It goes without saying that healthcare reform is controversial. The race for the White House is in full swing. Obama’s healthcare legislation — Patient Protection and Affordable Care Act — was signed into law on March 23, 2010. It’s Obama’s signature legislation. The Republicans vying for their party’s nomination are in agreement: Repeal it. The Supreme Court will issue a ruling on the constitutionality of the Affordable Care Act — or at least parts of it — sometime this year.
The pressure for healthcare reform won’t go away whatever the outcome of the election and the ruling by the Supremes. High health care costs are eating away at household budgets. Health expenses are the federal government’s long-term budget problem. Too many people remain vulnerable to losing their health insurance when they lose their job.
For instance, some 9.3 million adults lost their health insurance due to higher unemployment alone during the 2007-2009 recession. That’s a sobering result from The Impact of the Macroeconomy on Health Insurance Coverage: Evidence from the Great Recession by John Cawley (Cornell), Asako S. Moriya (Carnegie Mellon) and Kosali Simon (Indiana University).
What’s more, the scholars estimate that the ranks of those who lost their jobs (and therefore their health insurance) were roughly nine times greater than the experience of the previous recession in 2001.
The relationship between unemployment and lost health insurance was strongest among college-educated, white and older (50 to 64) men.
These are dismaying numbers. Talk about a double whammy. The vulnerability of workers to losing their health insurance along with their job should go down once the Affordable Care Act is in place, say the scholars.
In the future, the reforms passed by the U.S. Congress in the 2010 Patient Protection and Affordable Care Act (PPACA) will likely moderate the impact of the unemployment rate on the probability of insurance coverage. The PPACA offers incentives for employers to offer, and individuals to take up, coverage; provides subsidies for coverage of low-income families through public and private policies; and changes the regulation of health insurance prices in the individual market. Many features of the law are expected to cushion the impact of future recessions on health insurance coverage, particularly for adults. For example, the availability of well-functioning markets (“exchanges”) for individual insurance together with limits on raising premia with age could reduce the impact of recession on the health insurance status of older workers.
Clearly, the Affordable Care Act is an improvement over the current frayed patchwork quilt of coverage. However, the act doesn’t go far enough because it preserves the link between healthcare insurance and employment.
When it comes to understanding the current U.S. health care system, the key turning point was World War II. Wages were frozen but not employer contributions to health insurance (and other benefits). Companies bid for scarce labor by improving medical benefits for their employees.

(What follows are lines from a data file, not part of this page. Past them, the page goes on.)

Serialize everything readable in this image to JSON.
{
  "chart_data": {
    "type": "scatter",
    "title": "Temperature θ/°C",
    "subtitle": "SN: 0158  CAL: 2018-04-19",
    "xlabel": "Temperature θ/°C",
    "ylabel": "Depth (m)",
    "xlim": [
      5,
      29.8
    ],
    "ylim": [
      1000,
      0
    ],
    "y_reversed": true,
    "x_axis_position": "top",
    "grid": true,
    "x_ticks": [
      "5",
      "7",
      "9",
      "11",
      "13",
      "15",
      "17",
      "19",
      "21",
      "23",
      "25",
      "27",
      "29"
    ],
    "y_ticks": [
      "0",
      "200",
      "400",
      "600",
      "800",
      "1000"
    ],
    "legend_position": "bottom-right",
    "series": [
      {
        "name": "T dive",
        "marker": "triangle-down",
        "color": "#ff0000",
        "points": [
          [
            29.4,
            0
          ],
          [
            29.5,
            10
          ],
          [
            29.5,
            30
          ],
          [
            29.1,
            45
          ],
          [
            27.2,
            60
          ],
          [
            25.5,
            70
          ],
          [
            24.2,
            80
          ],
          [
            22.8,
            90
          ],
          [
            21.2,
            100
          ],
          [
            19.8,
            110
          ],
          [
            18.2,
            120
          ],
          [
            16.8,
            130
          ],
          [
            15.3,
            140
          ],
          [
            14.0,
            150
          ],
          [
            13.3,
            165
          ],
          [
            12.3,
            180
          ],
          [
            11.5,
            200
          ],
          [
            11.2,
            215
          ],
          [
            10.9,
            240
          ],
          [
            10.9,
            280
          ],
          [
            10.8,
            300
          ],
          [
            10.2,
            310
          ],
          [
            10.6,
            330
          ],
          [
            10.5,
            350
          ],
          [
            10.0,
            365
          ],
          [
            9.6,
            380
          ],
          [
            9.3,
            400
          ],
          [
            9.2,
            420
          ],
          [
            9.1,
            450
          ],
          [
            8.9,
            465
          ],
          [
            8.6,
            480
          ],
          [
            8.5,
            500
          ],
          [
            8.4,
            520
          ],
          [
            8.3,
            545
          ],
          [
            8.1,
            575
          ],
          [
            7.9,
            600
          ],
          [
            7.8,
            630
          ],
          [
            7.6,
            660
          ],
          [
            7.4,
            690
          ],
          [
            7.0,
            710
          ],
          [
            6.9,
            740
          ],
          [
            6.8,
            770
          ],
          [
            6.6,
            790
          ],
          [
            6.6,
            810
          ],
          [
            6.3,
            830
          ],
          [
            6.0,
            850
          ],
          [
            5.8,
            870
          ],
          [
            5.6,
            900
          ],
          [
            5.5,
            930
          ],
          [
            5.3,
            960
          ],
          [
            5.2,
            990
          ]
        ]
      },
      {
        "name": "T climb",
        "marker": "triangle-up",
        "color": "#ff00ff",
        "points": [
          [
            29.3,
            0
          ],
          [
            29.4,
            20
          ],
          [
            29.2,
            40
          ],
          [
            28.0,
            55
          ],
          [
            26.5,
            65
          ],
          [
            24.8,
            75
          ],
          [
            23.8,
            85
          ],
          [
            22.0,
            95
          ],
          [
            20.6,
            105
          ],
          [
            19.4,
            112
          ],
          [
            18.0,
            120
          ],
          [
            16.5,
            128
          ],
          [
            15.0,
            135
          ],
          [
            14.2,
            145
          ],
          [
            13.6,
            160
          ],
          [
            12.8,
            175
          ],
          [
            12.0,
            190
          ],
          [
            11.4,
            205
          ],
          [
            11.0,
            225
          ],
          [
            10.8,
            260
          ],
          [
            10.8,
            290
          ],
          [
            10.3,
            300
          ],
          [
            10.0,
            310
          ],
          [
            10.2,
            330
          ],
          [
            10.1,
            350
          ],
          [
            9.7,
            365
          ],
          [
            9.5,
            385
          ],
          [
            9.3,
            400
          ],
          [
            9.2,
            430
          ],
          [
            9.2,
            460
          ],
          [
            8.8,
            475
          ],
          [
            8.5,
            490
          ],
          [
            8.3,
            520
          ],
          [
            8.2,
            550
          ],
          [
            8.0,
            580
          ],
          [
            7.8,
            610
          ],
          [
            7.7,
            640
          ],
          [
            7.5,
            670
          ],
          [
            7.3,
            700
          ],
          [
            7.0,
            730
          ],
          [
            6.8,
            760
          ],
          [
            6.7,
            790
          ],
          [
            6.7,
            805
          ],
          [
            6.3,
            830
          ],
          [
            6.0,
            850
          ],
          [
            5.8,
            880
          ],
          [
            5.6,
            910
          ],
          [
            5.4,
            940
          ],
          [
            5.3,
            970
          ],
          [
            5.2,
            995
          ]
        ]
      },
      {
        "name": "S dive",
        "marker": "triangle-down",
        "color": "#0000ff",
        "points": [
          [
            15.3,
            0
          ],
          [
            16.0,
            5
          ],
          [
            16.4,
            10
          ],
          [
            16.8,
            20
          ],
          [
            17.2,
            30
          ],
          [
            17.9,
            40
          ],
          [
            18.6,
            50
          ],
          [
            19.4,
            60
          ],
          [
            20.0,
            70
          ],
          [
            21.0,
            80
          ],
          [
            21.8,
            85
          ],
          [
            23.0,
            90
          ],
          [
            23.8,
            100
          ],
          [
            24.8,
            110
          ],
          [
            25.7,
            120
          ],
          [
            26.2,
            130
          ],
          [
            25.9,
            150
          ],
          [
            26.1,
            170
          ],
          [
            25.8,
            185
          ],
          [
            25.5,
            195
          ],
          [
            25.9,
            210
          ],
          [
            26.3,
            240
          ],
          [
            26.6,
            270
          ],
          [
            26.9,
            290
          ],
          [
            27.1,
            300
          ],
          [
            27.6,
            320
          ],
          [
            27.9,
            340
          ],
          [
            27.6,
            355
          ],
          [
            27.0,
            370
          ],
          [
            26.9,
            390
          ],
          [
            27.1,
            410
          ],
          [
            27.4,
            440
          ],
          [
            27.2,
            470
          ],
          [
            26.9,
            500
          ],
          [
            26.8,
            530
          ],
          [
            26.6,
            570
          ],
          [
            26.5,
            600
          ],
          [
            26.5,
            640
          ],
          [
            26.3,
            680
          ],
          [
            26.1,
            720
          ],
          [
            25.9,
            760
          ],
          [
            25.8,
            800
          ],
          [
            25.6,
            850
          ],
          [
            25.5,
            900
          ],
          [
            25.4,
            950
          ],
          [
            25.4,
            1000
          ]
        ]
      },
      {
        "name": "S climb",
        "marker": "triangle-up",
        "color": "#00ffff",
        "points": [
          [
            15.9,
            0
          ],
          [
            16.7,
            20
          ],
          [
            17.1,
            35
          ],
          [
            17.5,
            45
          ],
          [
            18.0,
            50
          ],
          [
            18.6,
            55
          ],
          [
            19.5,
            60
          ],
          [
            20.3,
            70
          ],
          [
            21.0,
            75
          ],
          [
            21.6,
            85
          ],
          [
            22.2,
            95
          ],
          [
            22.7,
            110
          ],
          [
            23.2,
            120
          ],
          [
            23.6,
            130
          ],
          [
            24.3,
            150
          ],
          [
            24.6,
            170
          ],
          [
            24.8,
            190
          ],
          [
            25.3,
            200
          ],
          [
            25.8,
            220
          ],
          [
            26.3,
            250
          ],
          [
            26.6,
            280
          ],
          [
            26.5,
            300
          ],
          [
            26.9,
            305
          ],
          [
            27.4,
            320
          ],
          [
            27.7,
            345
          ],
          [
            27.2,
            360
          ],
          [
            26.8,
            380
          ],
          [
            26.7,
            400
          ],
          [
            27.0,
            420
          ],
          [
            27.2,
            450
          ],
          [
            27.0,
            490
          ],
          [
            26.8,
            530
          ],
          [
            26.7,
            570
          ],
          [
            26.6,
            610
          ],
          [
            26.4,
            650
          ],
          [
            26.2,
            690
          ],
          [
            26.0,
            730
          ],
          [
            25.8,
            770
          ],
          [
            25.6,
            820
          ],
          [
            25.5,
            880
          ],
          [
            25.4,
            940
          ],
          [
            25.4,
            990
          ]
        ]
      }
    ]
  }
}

Close to 60 percent of working families now have some kind of company provided coverage.
In essence, the Affordable Care Act preserves this employer-based system. Little wonder considering it’s modeled on a blueprint promoted by the Heritage Foundation in 1999 and brought into reality in Massachusetts in late 2004 by Mitt Romney, then the state’s Republican governor. (Forget all the incendiary language about the bill. The Affordable Care Act was a centrist bill that took ideas from the moderate wing of the Republican Party and merged them with mainstream technocratic healthcare insights.)
Problem is, an employer-based system is fundamentally inefficient and inequitable. Even though workers don’t own the plan, they pay the full cost of the benefit through reduced wages. Healthcare costs weigh on management’s hiring, firing and promotion decisions. The cost pressures will continue to rise.
The solution that will be pushed by conservative and liberal experts to their Republican and Democratic audiences will be to attach healthcare insurance to the individual. Most health care experts have long advocated severing the tie between employment and health insurance. It won’t happen quickly, especially not in an election year. But it will with time. The U.S. political system may be messy and noisy, but it has also proven itself to be highly flexible and adaptable. As Winston Churchill famously remarked, “You can always count on Americans to do the right thing — after they’ve tried everything else.”